Many real estate industry and related institutions believe that the Hong Kong government has "reduced spicy" to reverse the downward trend of the Hong Kong property market.Among them, the international rating agency Standard Purcell issued a report, and it is estimated that Hong Kong property prices will fall by 5%to 10%next year to reflect the weak local economic growth, rising interest rates and excess supply, which will pressure the market.Once the US interest rate has stabilized for a long time, the decline in property prices in Hong Kong is likely to reach 20%, and the prediction of property prices this year from 5%to 8%will be adjusted to "flat to 3%."

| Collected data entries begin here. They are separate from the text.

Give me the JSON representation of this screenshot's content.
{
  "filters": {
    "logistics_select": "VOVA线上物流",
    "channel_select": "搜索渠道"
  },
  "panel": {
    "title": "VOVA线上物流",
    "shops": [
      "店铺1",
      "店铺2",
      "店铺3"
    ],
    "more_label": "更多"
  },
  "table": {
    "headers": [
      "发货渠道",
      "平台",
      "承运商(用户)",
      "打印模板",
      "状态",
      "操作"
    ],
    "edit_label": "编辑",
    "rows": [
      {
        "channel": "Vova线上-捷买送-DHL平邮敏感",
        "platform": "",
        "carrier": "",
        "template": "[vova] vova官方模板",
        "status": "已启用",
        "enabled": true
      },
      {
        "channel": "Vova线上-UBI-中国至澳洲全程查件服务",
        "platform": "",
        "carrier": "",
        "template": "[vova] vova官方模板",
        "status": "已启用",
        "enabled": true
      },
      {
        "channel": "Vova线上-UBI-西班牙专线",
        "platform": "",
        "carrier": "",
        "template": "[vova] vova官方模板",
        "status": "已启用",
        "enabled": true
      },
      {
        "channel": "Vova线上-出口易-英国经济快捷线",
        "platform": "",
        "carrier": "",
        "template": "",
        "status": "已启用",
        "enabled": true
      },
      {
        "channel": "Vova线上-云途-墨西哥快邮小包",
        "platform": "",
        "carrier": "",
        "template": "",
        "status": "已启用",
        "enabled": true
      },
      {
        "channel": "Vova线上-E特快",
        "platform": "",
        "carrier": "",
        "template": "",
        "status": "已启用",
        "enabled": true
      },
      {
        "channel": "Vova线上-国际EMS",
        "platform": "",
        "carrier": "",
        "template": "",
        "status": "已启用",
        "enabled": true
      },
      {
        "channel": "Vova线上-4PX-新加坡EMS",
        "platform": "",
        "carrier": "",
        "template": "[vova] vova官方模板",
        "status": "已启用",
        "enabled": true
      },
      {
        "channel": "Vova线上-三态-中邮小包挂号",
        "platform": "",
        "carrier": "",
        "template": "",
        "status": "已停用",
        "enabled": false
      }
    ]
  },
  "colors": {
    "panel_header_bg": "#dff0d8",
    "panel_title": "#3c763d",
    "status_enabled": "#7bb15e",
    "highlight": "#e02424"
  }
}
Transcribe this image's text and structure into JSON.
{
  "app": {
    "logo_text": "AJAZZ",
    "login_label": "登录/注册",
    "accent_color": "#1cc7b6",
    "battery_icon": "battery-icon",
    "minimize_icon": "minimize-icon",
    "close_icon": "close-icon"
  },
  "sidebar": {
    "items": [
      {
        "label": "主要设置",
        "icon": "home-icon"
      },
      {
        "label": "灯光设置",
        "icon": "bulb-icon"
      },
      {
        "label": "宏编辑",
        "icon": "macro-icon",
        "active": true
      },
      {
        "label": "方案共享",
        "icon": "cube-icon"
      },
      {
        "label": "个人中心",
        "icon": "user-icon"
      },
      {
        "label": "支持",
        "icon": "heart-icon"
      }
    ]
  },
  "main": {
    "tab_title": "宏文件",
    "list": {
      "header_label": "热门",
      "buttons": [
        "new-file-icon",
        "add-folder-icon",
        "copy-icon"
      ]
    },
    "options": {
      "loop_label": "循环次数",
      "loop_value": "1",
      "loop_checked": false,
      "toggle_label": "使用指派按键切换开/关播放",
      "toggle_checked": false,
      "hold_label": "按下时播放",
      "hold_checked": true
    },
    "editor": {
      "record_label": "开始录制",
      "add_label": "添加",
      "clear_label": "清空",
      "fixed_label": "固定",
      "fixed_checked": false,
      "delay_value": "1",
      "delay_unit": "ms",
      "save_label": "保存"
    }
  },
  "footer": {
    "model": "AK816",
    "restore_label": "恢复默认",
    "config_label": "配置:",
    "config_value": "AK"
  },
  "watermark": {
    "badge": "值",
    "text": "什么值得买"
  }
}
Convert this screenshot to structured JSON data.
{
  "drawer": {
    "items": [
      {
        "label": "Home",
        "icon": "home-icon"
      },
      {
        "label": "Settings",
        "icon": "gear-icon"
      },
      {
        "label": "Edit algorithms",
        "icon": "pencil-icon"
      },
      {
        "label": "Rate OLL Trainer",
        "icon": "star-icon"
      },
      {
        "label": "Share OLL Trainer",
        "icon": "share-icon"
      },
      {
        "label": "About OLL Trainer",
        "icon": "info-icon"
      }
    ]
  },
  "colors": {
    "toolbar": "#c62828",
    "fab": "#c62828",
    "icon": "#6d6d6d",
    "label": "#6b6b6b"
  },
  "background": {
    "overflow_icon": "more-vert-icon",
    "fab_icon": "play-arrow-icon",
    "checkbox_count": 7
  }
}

The Hong Kong Ming Pao wrote on Tuesday that due to the limited stimulus of "reducing spicyness", the business demanded further "withdrawal" sounded again.The article quoted the industry insiders that the current demand for property malls is weak. At first, the Hong Kong Government's demand management measures launched by demand to suppress demand have no basis for existence.The best time to "withdraw spicy" is in the downward stage of the building, because once the building rises, it means that the demand is rising, and it will be more difficult and lack of reason to "withdraw spicy".Chen Maobo, the director of the Financial Secretary, will release a new budget in February next year. It is expected that it will begin to consult at the end of the year. It is estimated that the industry will once again issue a "withdrawal" call.
Shao Zhiyao, a senior investor in Hong Kong, pointed out in an interview with Lianhe Morning Post that after the policy report announced "reducing spicy", property prices still declined because the overall economic atmosphere is currently weak.It is not attractive to the market.
Shao Zhiyao pointed out that the Macau government has also announced the "reduction" measures, which is stronger than Hong Kong, including the cancellation of 5%stamp duty in the second house.Due to the serious fortune of the Hong Kong Government's library, he believes that a new fiscal budget will completely cancel the "spicy trick" next year, but the role of boosting property prices is still not great.